The estimated aggregate funding level of pension plans sponsored by Standard & Poor’s (S&P) 1500 companies dropped by 2% to reach 79% of liabilities as of September 30, according to Mercer’s corporate pension funded status index.
After the month’s loss, the estimated aggregate deficit for the S&P 500 stands at $457 billion, up $43 billion compared with the end of August. However, funded status is still up by $47 billion from the $504 billion deficit measured at the end of 2014, Mercer says.
The drop in funded status came after the S&P 500 index lost 2.6% and the MSCI EAFE index lost 5.3% in September. Adding to headwinds during the month, the typical discount rate used to account for projected returns on pension plan contributions before benefit dollars will be paid out decreased by approximately 9 basis points (bps), to reach 4.14%.

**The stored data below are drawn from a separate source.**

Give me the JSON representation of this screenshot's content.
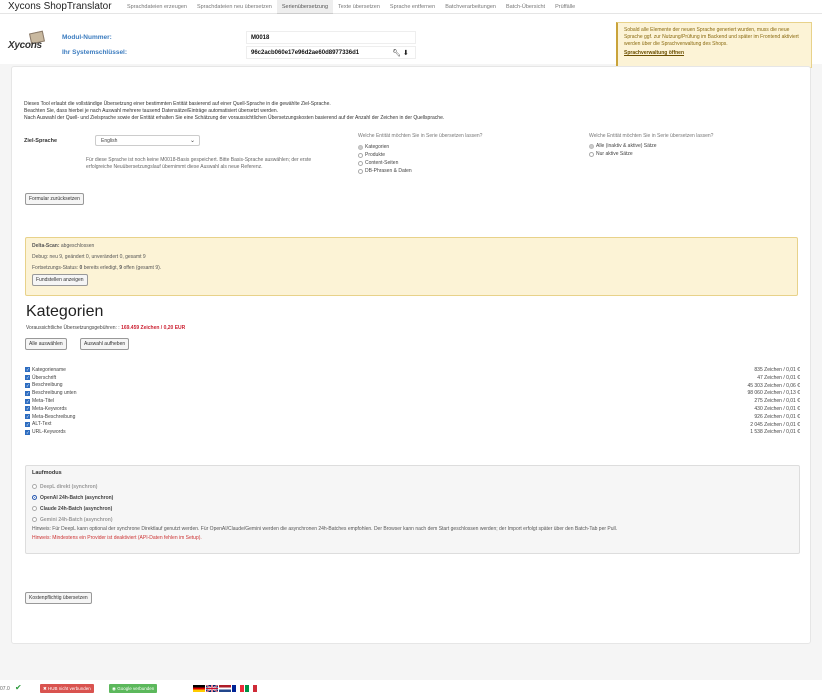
{
  "brand": "Xycons ShopTranslator",
  "nav": [
    {
      "label": "Sprachdateien erzeugen"
    },
    {
      "label": "Sprachdateien neu übersetzen"
    },
    {
      "label": "Serienübersetzung"
    },
    {
      "label": "Texte übersetzen"
    },
    {
      "label": "Sprache entfernen"
    },
    {
      "label": "Batchverarbeitungen"
    },
    {
      "label": "Batch-Übersicht"
    },
    {
      "label": "Prüffälle"
    }
  ],
  "module": {
    "logo_text": "Xycons",
    "number_label": "Modul-Nummer:",
    "number_value": "M0018",
    "key_label": "Ihr Systemschlüssel:",
    "key_value": "96c2acb060e17e96d2ae60d8977336d1"
  },
  "notice": {
    "text": "Sobald alle Elemente der neuen Sprache generiert wurden, muss die neue Sprache ggf. zur Nutzung/Prüfung im Backend und später im Frontend aktiviert werden über die Sprachverwaltung des Shops.",
    "link": "Sprachverwaltung öffnen"
  },
  "intro": [
    "Dieses Tool erlaubt die vollständige Übersetzung einer bestimmten Entität basierend auf einer Quell-Sprache in die gewählte Ziel-Sprache.",
    "Beachten Sie, dass hierbei je nach Auswahl mehrere tausend Datensätze/Einträge automatisiert übersetzt werden.",
    "Nach Auswahl der Quell- und Zielsprache sowie der Entität erhalten Sie eine Schätzung der voraussichtlichen Übersetzungskosten basierend auf der Anzahl der Zeichen in der Quellsprache."
  ],
  "ziel": {
    "label": "Ziel-Sprache",
    "selected": "English",
    "hint": "Für diese Sprache ist noch keine M0018-Basis gespeichert. Bitte Basis-Sprache auswählen; der erste erfolgreiche Neuübersetzungslauf übernimmt diese Auswahl als neue Referenz."
  },
  "entity_q": {
    "label": "Welche Entität möchten Sie in Serie übersetzen lassen?",
    "options": [
      "Kategorien",
      "Produkte",
      "Content-Seiten",
      "DB-Phrasen & Daten"
    ]
  },
  "scope_q": {
    "label": "Welche Entität möchten Sie in Serie übersetzen lassen?",
    "options": [
      "Alle (inaktiv & aktive) Sätze",
      "Nur aktive Sätze"
    ]
  },
  "reset_button": "Formular zurücksetzen",
  "delta": {
    "title": "Delta-Scan:",
    "status": "abgeschlossen",
    "debug": "Debug: neu 9, geändert 0, unverändert 0, gesamt 9",
    "progress_prefix": "Fortsetzungs-Status:",
    "done": "0",
    "done_text": "bereits erledigt,",
    "open": "9",
    "open_text": "offen (gesamt 9).",
    "button": "Fundstellen anzeigen"
  },
  "kategorien": {
    "title": "Kategorien",
    "fees_label": "Voraussichtliche Übersetzungsgebühren: :",
    "fees_value": "169.459 Zeichen / 0,20 EUR",
    "select_all": "Alle auswählen",
    "deselect_all": "Auswahl aufheben",
    "fields": [
      {
        "label": "Kategoriename",
        "cost": "835 Zeichen / 0,01 €"
      },
      {
        "label": "Überschrift",
        "cost": "47 Zeichen / 0,01 €"
      },
      {
        "label": "Beschreibung",
        "cost": "45 303 Zeichen / 0,06 €"
      },
      {
        "label": "Beschreibung unten",
        "cost": "98 060 Zeichen / 0,13 €"
      },
      {
        "label": "Meta-Titel",
        "cost": "275 Zeichen / 0,01 €"
      },
      {
        "label": "Meta-Keywords",
        "cost": "430 Zeichen / 0,01 €"
      },
      {
        "label": "Meta-Beschreibung",
        "cost": "926 Zeichen / 0,01 €"
      },
      {
        "label": "ALT-Text",
        "cost": "2 045 Zeichen / 0,01 €"
      },
      {
        "label": "URL-Keywords",
        "cost": "1 538 Zeichen / 0,01 €"
      }
    ]
  },
  "laufmodus": {
    "title": "Laufmodus",
    "options": [
      {
        "label": "DeepL direkt (synchron)",
        "selected": false,
        "disabled": true
      },
      {
        "label": "OpenAI 24h-Batch (asynchron)",
        "selected": true,
        "disabled": false
      },
      {
        "label": "Claude 24h-Batch (asynchron)",
        "selected": false,
        "disabled": false
      },
      {
        "label": "Gemini 24h-Batch (asynchron)",
        "selected": false,
        "disabled": true
      }
    ],
    "note": "Hinweis: Für DeepL kann optional der synchrone Direktlauf genutzt werden. Für OpenAI/Claude/Gemini werden die asynchronen 24h-Batches empfohlen. Der Browser kann nach dem Start geschlossen werden; der Import erfolgt später über den Batch-Tab per Pull.",
    "warn": "Hinweis: Mindestens ein Provider ist deaktiviert (API-Daten fehlen im Setup)."
  },
  "submit_button": "Kostenpflichtig übersetzen",
  "footer": {
    "version": "07.0",
    "hub": "HUB nicht verbunden",
    "google": "Google verbunden"
  },
  "colors": {
    "accent": "#3a7bbf",
    "warn_bg": "#fcf3d6",
    "danger": "#d9534f",
    "success": "#5cb85c"
  }
}
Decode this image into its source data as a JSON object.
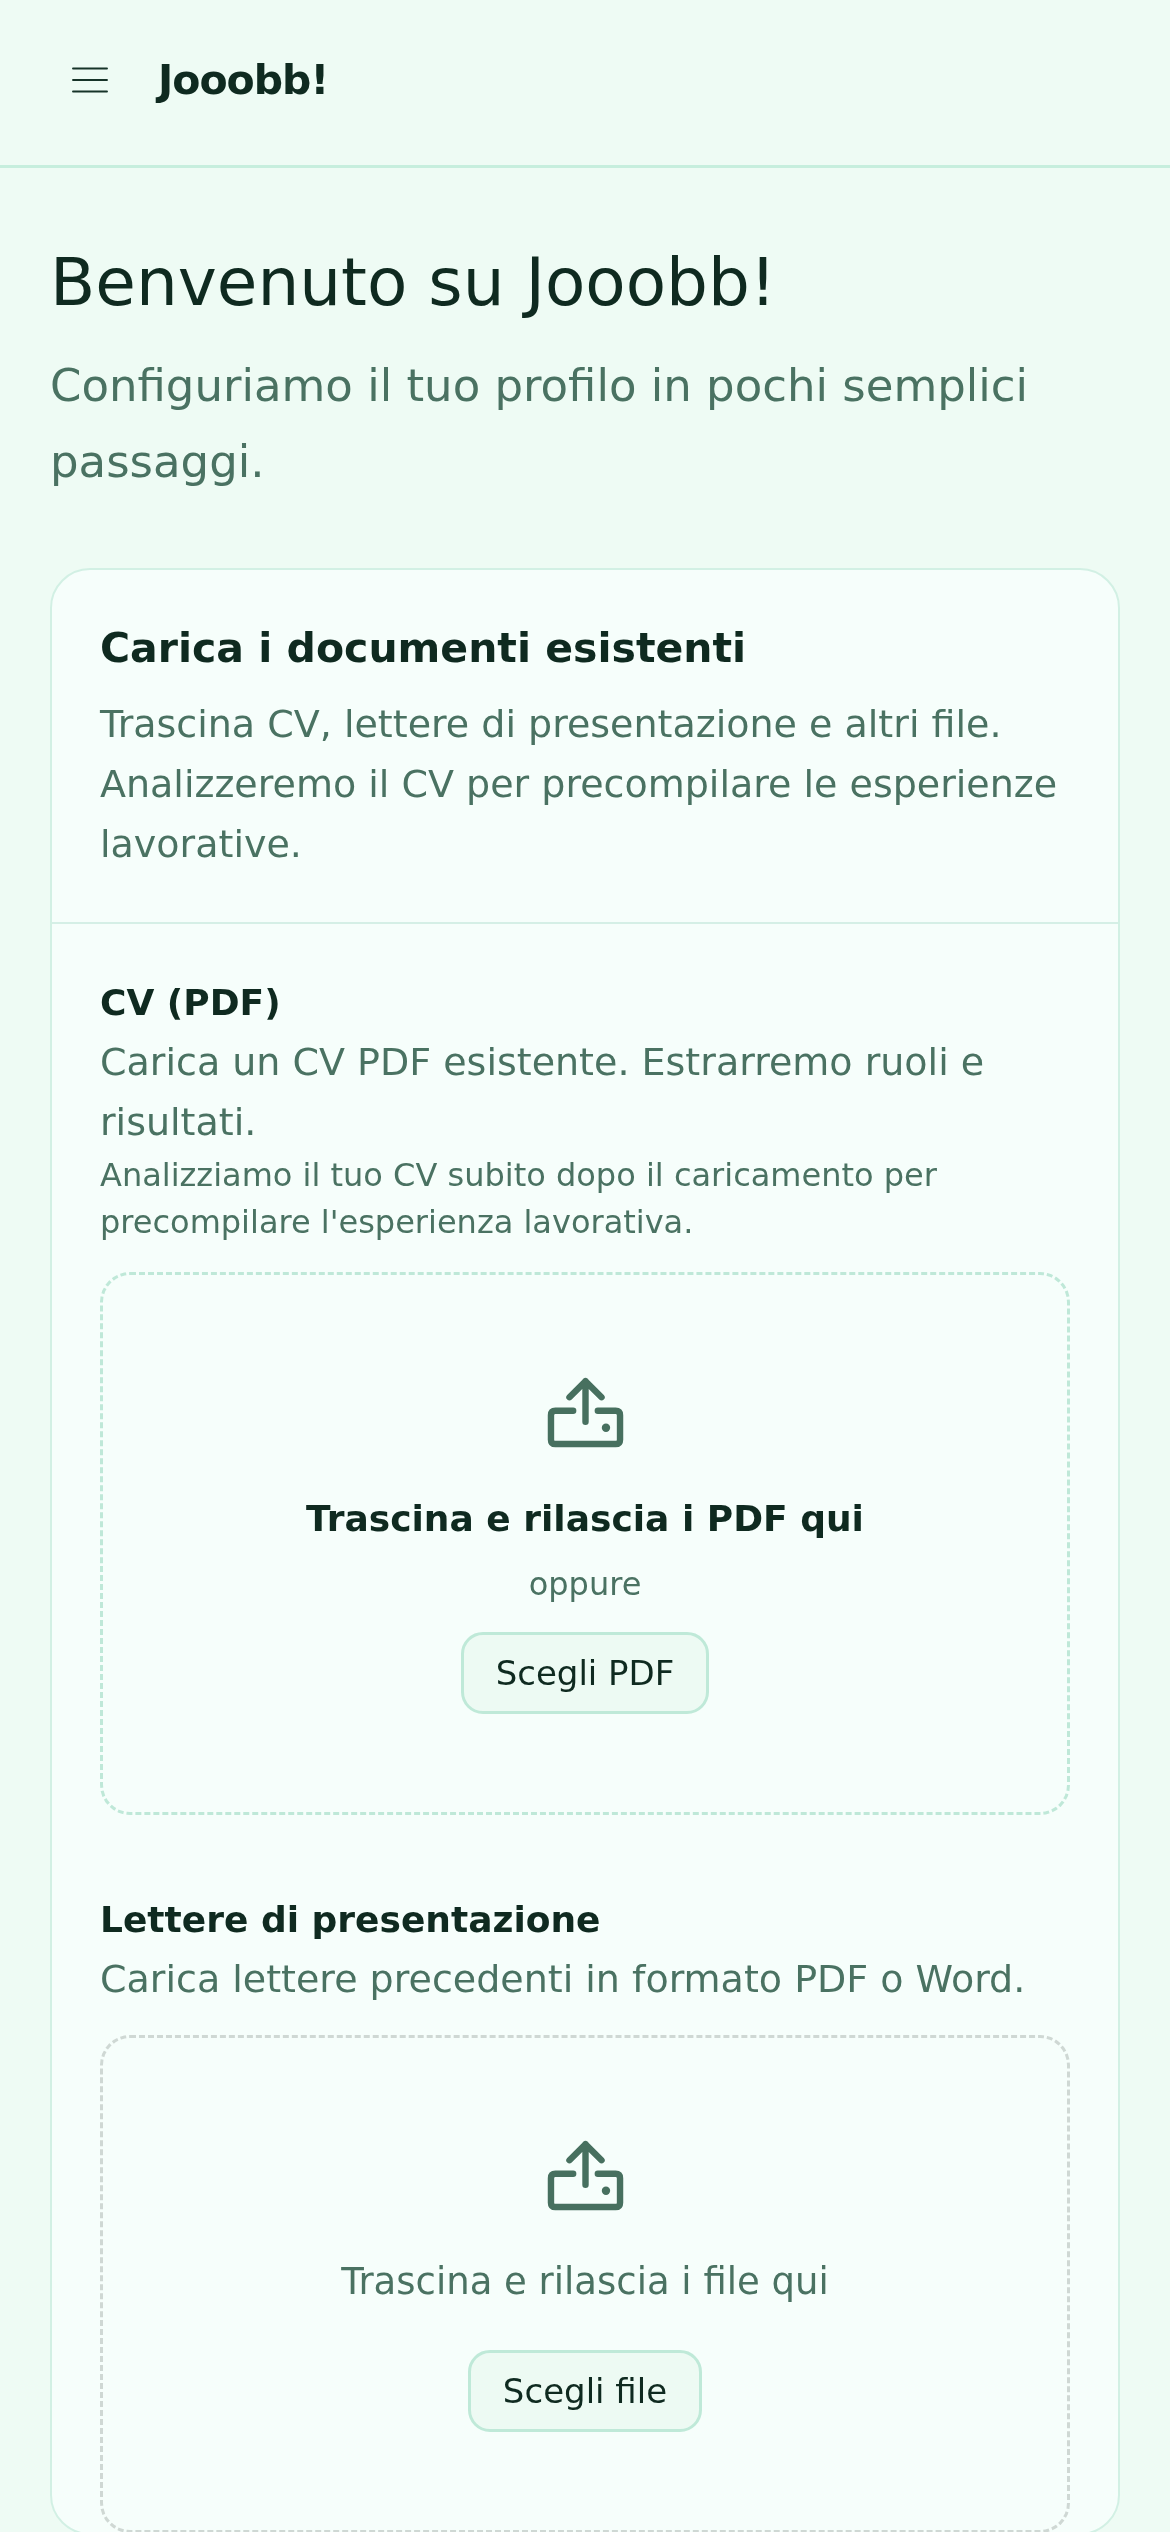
{
  "header": {
    "logo": "Jooobb!"
  },
  "intro": {
    "title": "Benvenuto su Jooobb!",
    "subtitle": "Configuriamo il tuo profilo in pochi semplici passaggi."
  },
  "card": {
    "title": "Carica i documenti esistenti",
    "description": "Trascina CV, lettere di presentazione e altri file. Analizzeremo il CV per precompilare le esperienze lavorative.",
    "sections": [
      {
        "title": "CV (PDF)",
        "description": "Carica un CV PDF esistente. Estrarremo ruoli e risultati.",
        "note": "Analizziamo il tuo CV subito dopo il caricamento per precompilare l'esperienza lavorativa.",
        "dropzone": {
          "active": true,
          "prompt": "Trascina e rilascia i PDF qui",
          "separator": "oppure",
          "button": "Scegli PDF"
        }
      },
      {
        "title": "Lettere di presentazione",
        "description": "Carica lettere precedenti in formato PDF o Word.",
        "dropzone": {
          "active": false,
          "prompt": "Trascina e rilascia i file qui",
          "button": "Scegli file"
        }
      }
    ]
  }
}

“As the third quarter ends with a volatile September, funding levels have returned to December 31, 2014, levels, erasing gains from the first half of this year,” explains Jim Ritchie, a principal in Mercer’s retirement business. “Gains in liabilities due to increased interest rates were offset by losses in the equity markets for the year. Because the Federal Reserve held rates steady this past month, continuing the delay in expected interest-rate increases, we expect to see more plan sponsors implement dynamic de-risking strategies to manage the continued volatility in funded status.”